In his words: “In the Western world, we talk all the time about freedom. In the Islamic world, freedom is not a political term. It’s a legal term: Freedom as opposed to slavery. This was a society in which slavery was an accepted institution existing all over the Muslim world. You were free if you were not a slave. It was entirely a legal and social term, with no political connotation whatsoever. You can see in the ongoing debate in Arabic and other languages the puzzlement with which the use of the term freedom was first perceived.”
He adds: “The major contrast is not between freedom and tyranny, between freedom and servitude, but between justice and oppression. Or if you like, between justice and injustice. If one follows that particular discourse in the Arab and more generally the Muslim world, it would be more illuminating.”
Given that Lewis is being interviewed for the Jerusalem Post, he is naturally asked about the role of Israel.
You know, all too well, that sophisticated opinion has long held fast to the notion that Israel is the problem in the Middle East, that a resolution to the Israeli-Palestinian conflict will solve all the region‘s problems, and that this will happen if only the Israelis will make more concessions and build fewer settlements.
If the current turmoil in the region means anything it means that this piece of received wisdom is pure bunk. Anyone who still refuses to see it is ignorant, fanatical, or delusional.
I have occasionally pointed out that, for the Arab Middle East, Israel is the solution, not the problem.
According to Lewis, more and more people are beginning to have the same realization: “There are increasing numbers of people in the Arab world who look with, I would even say, with wonderment at what they see in Israel, at the functioning of a free and open society.
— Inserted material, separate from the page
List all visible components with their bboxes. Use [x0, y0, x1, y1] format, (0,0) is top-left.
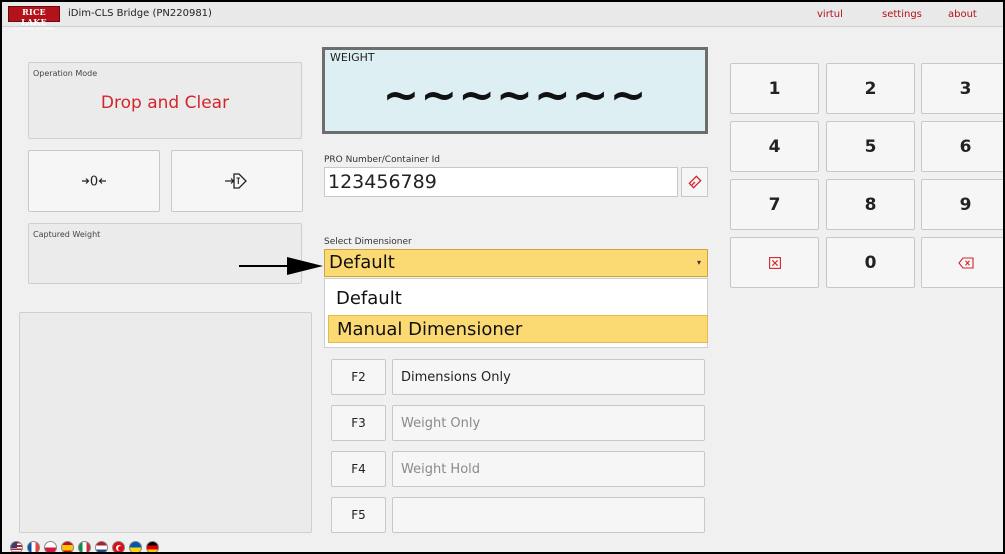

I read an article quite recently by a Palestinian Arab whom I will not endanger by naming, in which he said that ‘as things stand in the world at the present time, the best hope that an Arab has for his future is as a second class citizen of a Jewish state.’ A rather extraordinary statement coming from an Arab spokesman. But if you think about it, he’s not far wrong. The alternative, being in an Arab state, is very much worse. They certainly do better as second class citizens of the Jewish state. There’s a growing realization of that. People would speak much more openly about that if it were safe to do so, which it obviously isn’t.”
Conclusion: if Arabs want freedom and democracy, they should move to Israel. If that is not possible, then they need but set about emulating Israel.